Tourism and Economic Growth in Ethiopia and Kenya-A Comparative Analysis
Keywords:
Tourism, GDP, Economic Growth, Ethiopia, Kenya, Panel RegressionAbstract
This article comparatively examines the impact of tourism on the economic growth of Ethiopia and Kenya by using data from 1995 to 2020. The study used descriptive statistics and panel data regression to analyze the data. Accordingly, the result of the descriptive analysis shows that Kenya is consistently surpassing Ethiopia in terms of the amount of revenue that it generates from all tourism types and outlets. However, the average percentage yearly growth rate of Ethiopia exceeds that of Kenya’s in about all of the tourism indicators. The panel data regression analysis depicts that the combined fixed effect model for Ethiopia and Kenya explains 58.29 percent of the variability in the economic growth of the two East African countries.
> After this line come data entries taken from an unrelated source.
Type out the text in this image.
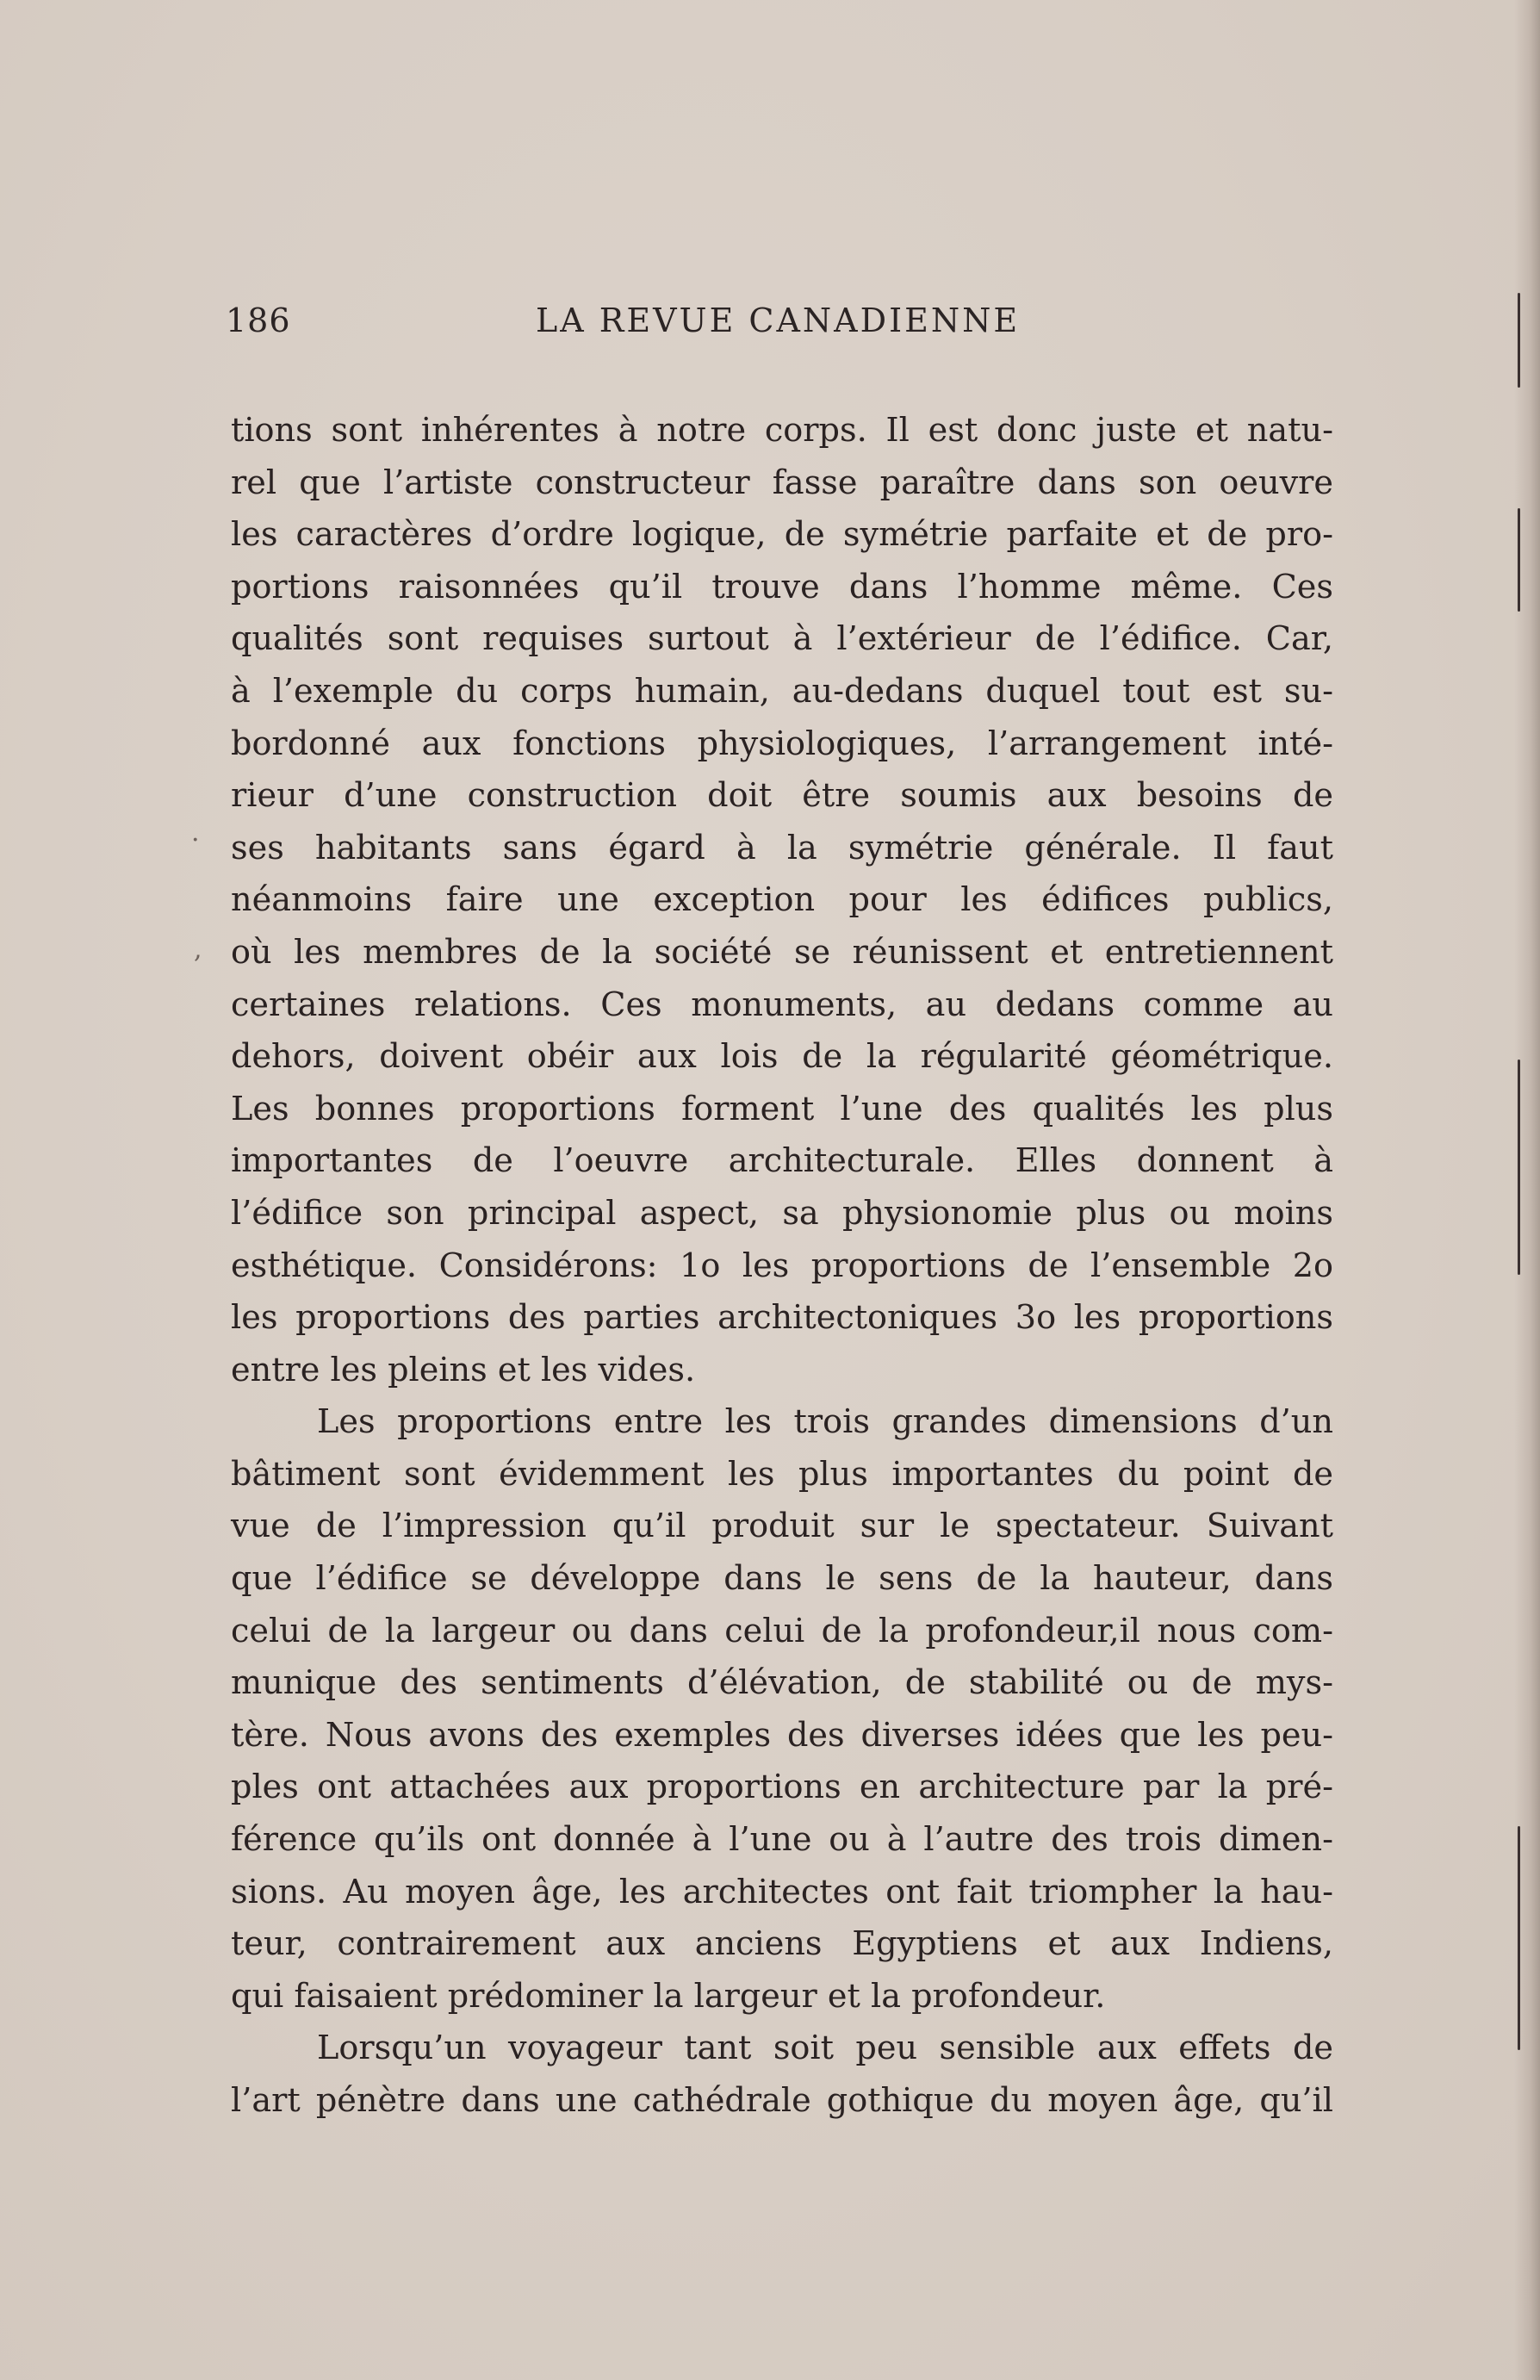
186	LA REVUE CANADIENNE
·
,
tions sont inhérentes à notre corps. Il est donc juste et natu-
rel que l’artiste constructeur fasse paraître dans son oeuvre
les caractères d’ordre logique, de symétrie parfaite et de pro-
portions raisonnées qu’il trouve dans l’homme même. Ces
qualités sont requises surtout à l’extérieur de l’édifice. Car,
à l’exemple du corps humain, au-dedans duquel tout est su-
bordonné aux fonctions physiologiques, l’arrangement inté-
rieur d’une construction doit être soumis aux besoins de
ses habitants sans égard à la symétrie générale. Il faut
néanmoins faire une exception pour les édifices publics,
où les membres de la société se réunissent et entretiennent
certaines relations. Ces monuments, au dedans comme au
dehors, doivent obéir aux lois de la régularité géométrique.
Les bonnes proportions forment l’une des qualités les plus
importantes de l’oeuvre architecturale. Elles donnent à
l’édifice son principal aspect, sa physionomie plus ou moins
esthétique. Considérons: 1o les proportions de l’ensemble 2o
les proportions des parties architectoniques 3o les proportions
entre les pleins et les vides.
Les proportions entre les trois grandes dimensions d’un
bâtiment sont évidemment les plus importantes du point de
vue de l’impression qu’il produit sur le spectateur. Suivant
que l’édifice se développe dans le sens de la hauteur, dans
celui de la largeur ou dans celui de la profondeur,il nous com-
munique des sentiments d’élévation, de stabilité ou de mys-
tère. Nous avons des exemples des diverses idées que les peu-
ples ont attachées aux proportions en architecture par la pré-
férence qu’ils ont donnée à l’une ou à l’autre des trois dimen-
sions. Au moyen âge, les architectes ont fait triompher la hau-
teur, contrairement aux anciens Egyptiens et aux Indiens,
qui faisaient prédominer la largeur et la profondeur.
Lorsqu’un voyageur tant soit peu sensible aux effets de
l’art pénètre dans une cathédrale gothique du moyen âge, qu’il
The individual random effect model of each country also demonstrates that tourism explains 99.41 and 99.06 percent of the changeability in the economic growth of Ethiopia and Kenya respectively. The study also found that the countries are different in terms of the impact that business tourism spending, internal travel and tourism consumption expenditure, capital investment on travel and tourism, leisure tourism spending, travel and tourism total contribution to employment, and visitor exports have on their GDP. In contrast, domestic tourism spending, government spending on travel and tourism services, and outbound travel and tourism expenditure have similar impact on the economic growth of the two countries. The paper concludes that, Ethiopia can learn from Kenya strategies to improve number of visitors and tourism receipts; similarly, Kenya could learn how to enhance the growth rate of its slow-moving tourism industry from Ethiopia.